Equally important is my technical editor—Doug Mahugh. Doug has been very eager‐eyed editing and testing my code, and never fails to let me know if things do not work the way I intended. Thanks for catching my errors and making the book a better read, Doug! I would also like to take this opportunity to thank my production editor—Barath Kumar Rajasekaran. Without his hard work, this book would not be even possible. Thanks, Barath!

Last, but not least, I want to thank my parents and my wife, Sze Wa, for all the support they have given me. They have selflessly adjusted their schedules to accommodate my busy schedule when I was working on this book. I love you all!

Introduction

This book covers machine learning, one of the hottest topics in more recent years. With computing power increasing exponentially and prices decreasing simultaneously, there is no better time for machine learning. With machine learning, tasks that usually require huge processing power are now possible on desktop machines. Nevertheless, machine learning is not for the faint of heart—it requires a good foundation in statistics, as well as programming knowledge. Most books on the market either are too superficial or go into too much depth that often leaves beginning readers gasping for air.

This book will take a gentle approach to this topic. First, it will cover some of the fundamental libraries used in Python that make machine learning possible. In particular, you will learn how to manipulate arrays of numbers using the NumPy library, followed by using the Pandas library to deal with tabular data. Once that is done, you will learn how to visualize data using the matplotlib library, which allows you to plot different types of charts and graphs so that you can visualize your data easily.

Once you have a firm foundation in the basics, I will discuss machine learning using Python and the Scikit‐Learn libraries. This will give you a solid understanding of how the various machine learning algorithms work behind the scenes.

For this book, I will cover the common machine learning algorithms, such as regression, clustering, and classification.

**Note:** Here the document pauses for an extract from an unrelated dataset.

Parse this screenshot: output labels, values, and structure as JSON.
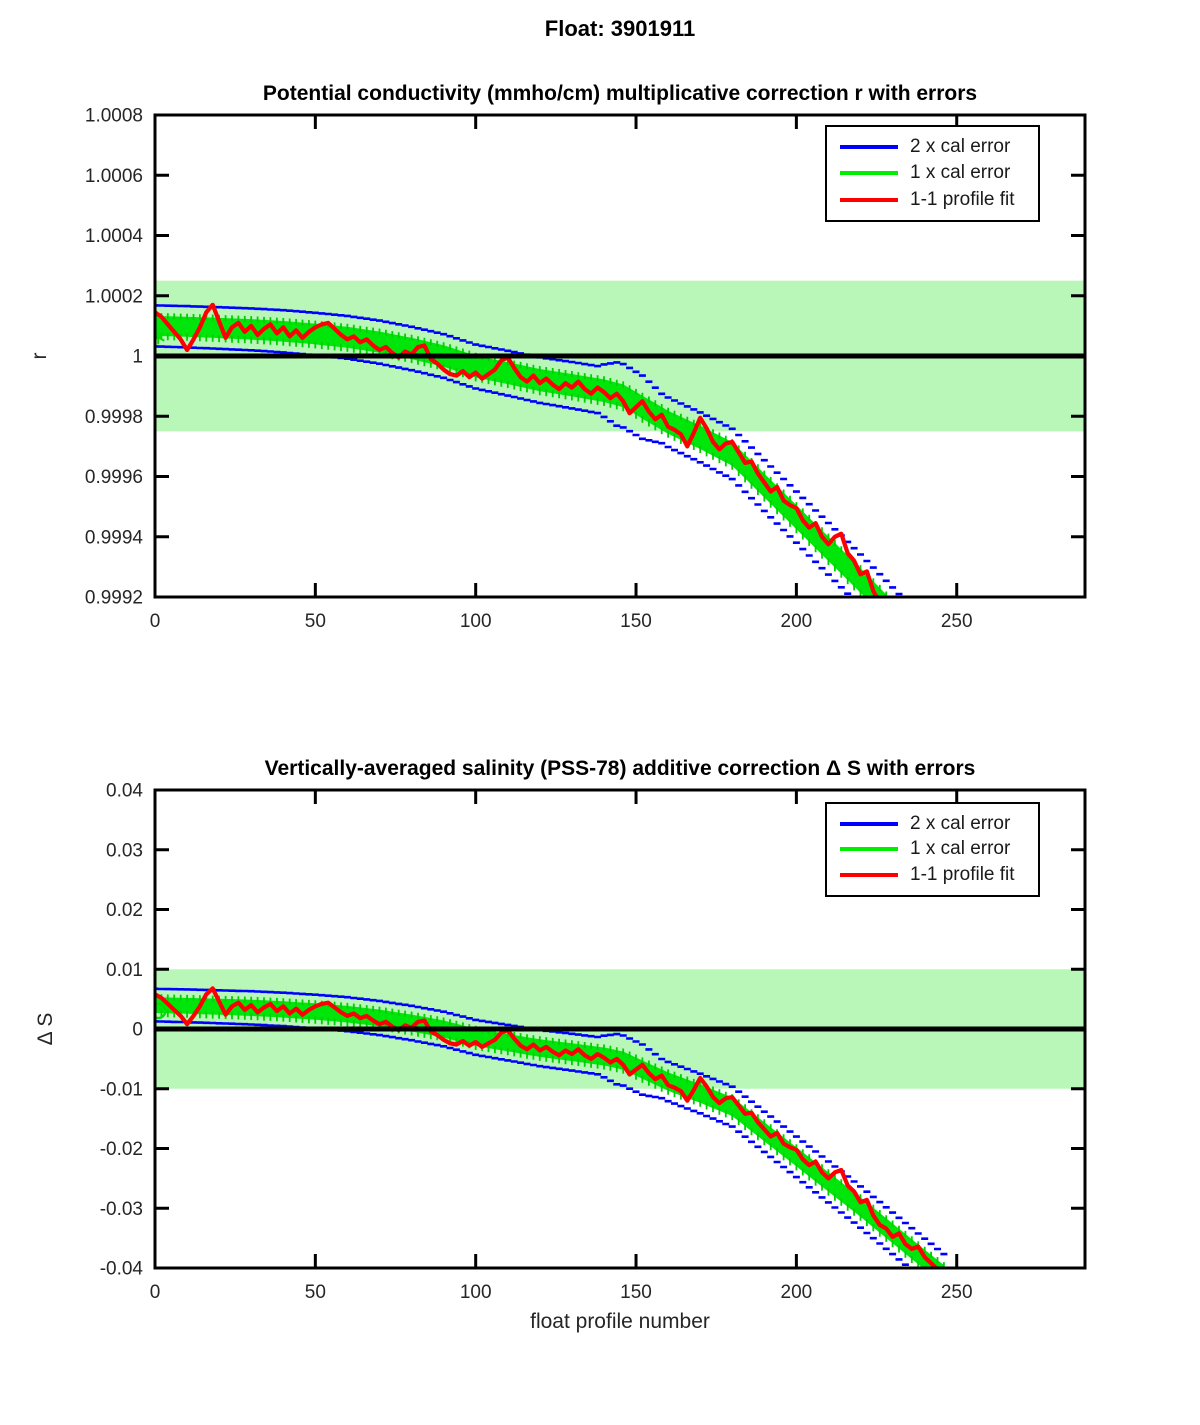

This book also contains a chapter where you will learn how to perform machine learning using the Microsoft Azure Machine Learning Studio, which allows developers to start building machine learning models using drag‐and‐drop without needing to code. And most importantly, without requiring a deep knowledge of machine learning.

Finally, I will discuss how you can deploy the models that you have built, so that they can be used by client applications running on mobile and desktop devices.

It is my key intention to make this book accessible to as many developers as possible. To get the most out of this book, you should have some basic knowledge of Python programming, and some foundational understanding of basic statistics. And just like you will never be able to learn how to swim just by reading a book, I strongly suggest that you try out the sample code while you are going through the chapters. Go ahead and modify the code and see how the output varies, and very often you would be surprised by what you can do.

All the sample code in this book are available as Jupyter Notebooks (available for download from Wiley’s support page for this book, www.wiley.com/go/leepythonmachinelearning). So you could just download them and try them out immediately.

Without further delay, welcome to Python Machine Learning!